He acted in this way so that he could use these considerations as
leverage in the Council of Representative elections scheduled for April
30, 2014. Al-Maliki and his State of Law Coalition experienced a decline
in popularity in the April 2013 provincial elections in comparison to
2009. Though al-Maliki received 1,709,318 votes in the last election
(excluding votes from the provinces of Diyala and Salah al-Din),
approximately 400,000 more than he received in 2009, this increase is
the result of his coalition’s joining with the Reform Movement, headed
by Ibrahim al-Jaafari, the Islamic Virtue Party, and the Badr
Organization, headed by Hadi al-Amiri, an offshoot from the Supreme
Islamic Council.[2] The end result was that the State of Law Coalition has not been able to keep the votes it received during the 2009 elections.[3]

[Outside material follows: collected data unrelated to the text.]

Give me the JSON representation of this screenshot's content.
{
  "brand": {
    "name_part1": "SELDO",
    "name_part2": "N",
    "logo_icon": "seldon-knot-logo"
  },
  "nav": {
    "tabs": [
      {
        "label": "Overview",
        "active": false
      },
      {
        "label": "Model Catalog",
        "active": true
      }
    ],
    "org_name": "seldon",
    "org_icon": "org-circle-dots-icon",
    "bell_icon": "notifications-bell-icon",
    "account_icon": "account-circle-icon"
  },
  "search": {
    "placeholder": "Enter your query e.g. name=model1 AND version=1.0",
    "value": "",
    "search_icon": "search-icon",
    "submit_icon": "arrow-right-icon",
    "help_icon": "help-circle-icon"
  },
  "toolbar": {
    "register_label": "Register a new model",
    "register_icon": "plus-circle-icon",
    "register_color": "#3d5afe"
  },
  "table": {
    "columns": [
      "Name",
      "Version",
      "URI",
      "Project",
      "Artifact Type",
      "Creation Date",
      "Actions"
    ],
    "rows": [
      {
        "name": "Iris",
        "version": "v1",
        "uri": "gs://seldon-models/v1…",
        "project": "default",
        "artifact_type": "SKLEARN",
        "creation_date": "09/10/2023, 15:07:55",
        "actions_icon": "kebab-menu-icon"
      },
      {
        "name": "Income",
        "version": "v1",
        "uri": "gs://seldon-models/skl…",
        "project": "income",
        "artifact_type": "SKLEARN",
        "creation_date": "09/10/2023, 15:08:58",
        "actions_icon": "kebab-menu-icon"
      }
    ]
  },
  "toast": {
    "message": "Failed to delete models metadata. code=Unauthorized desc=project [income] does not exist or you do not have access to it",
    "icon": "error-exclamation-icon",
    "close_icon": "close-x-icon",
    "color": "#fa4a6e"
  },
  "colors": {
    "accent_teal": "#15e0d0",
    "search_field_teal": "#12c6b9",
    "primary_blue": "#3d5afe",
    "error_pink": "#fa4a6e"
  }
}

In order to boost his popularity, and attempt to return for a third
term, al-Maliki used Ahmad al-Alwani’s arrest to mobilize Shiites and
play upon their emotions. This would be an operation through which he
would be able to present himself once again as the strong man of Iraq
and a defender of the Shiites in the face of “Wahhabis/terrorists and
Baathists,” labels he indiscriminately applies to all Sunnis. According
to al-Maliki, these people want to “regain power and produce mass graves
anew.”
Indeed, Al-Maliki would prefer to postpone the elections so that his
government could stay in power in the absence of parliament. This might
prove difficult however because article 39 of the elections law places
three conditions for the postponement of elections.[4] Firstly, a request to postpone the elections must be made to the Board of Commissioners in the Independent High Electoral Commission;
secondly, a decision to postpone the elections must be issued by the
Council of Ministers; and, lastly, the approval of Parliament is needed.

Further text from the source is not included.